While the situation is not as dire as it was a decade ago, the program’s governing board has become so increasingly worried about unfunded liabilities that it’s asking state lawmakers to pass a reform package to provide more financial stability.

Two Republicans, Brauchler and Steve Barlock, who co-chaired President Trump’s campaign in Colorado, said PERA was in crisis. Barlock warned school board members that their budgets were in jeopardy as lawmakers fiddle with the system.

Neither went into any detail about how they hoped to see the retirement program made more fiscally stable. But watch for this issue to gain greater traction on the campaign trail, especially as Republican state Treasurer Walker Stapleton ramps up his gubernatorial campaign, and as lawmakers begin to wrestle with PERA reforms next year. (Stapleton did not attend the forum.)

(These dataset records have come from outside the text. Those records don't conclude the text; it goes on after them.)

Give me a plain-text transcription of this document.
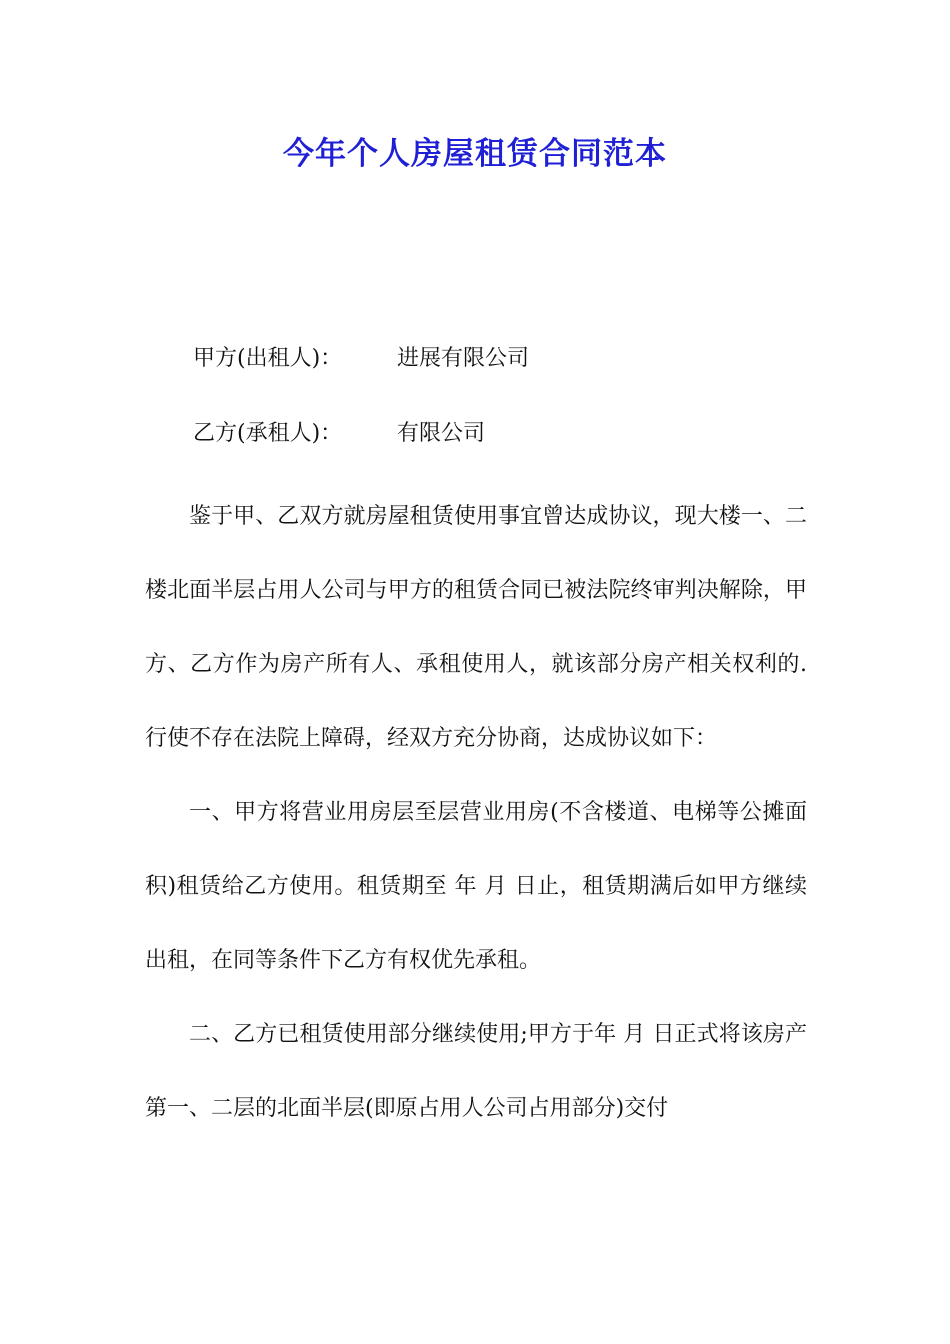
今年个人房屋租赁合同范本
甲方(出租人)： 进展有限公司
乙方(承租人)： 有限公司

鉴于甲、乙双方就房屋租赁使用事宜曾达成协议，现大楼一、二楼北面半层占用人公司与甲方的租赁合同已被法院终审判决解除，甲方、乙方作为房产所有人、承租使用人，就该部分房产相关权利的.行使不存在法院上障碍，经双方充分协商，达成协议如下：

一、甲方将营业用房层至层营业用房(不含楼道、电梯等公摊面积)租赁给乙方使用。租赁期至 年 月 日止，租赁期满后如甲方继续出租，在同等条件下乙方有权优先承租。

二、乙方已租赁使用部分继续使用;甲方于年 月 日正式将该房产第一、二层的北面半层(即原占用人公司占用部分)交付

Some candidates offered careful responses to a question about school choice. Others, not so much.

Every Democrat and one Republican, Brauchler, said they respected a family’s right to choose the best school for their children. But that choice, they said, should not come at the expense of traditional, district-run schools.

“I’m concerned that we’d build a system where the success of some schools is coming at the expense of other schools,” Kennedy said.

Republicans strongly supported charter schools, and in some cases, vouchers that use taxpayer dollars to pay for private schools. Robinson called on creating new ways to authorize charter schools. Mitchell said he wanted to repeal a provision in the state’s constitution that has been used to rebuff private school vouchers.

There’s no party line over rural schools.

Republicans and Democrats alike said the state needed to step up to help its rural schools, which are typically underfunded compared to schools along the Front Range. They need more teachers, better infrastructure and fewer regulations, the candidates said.

“We need to get rural areas into the modern age,” Robinson said.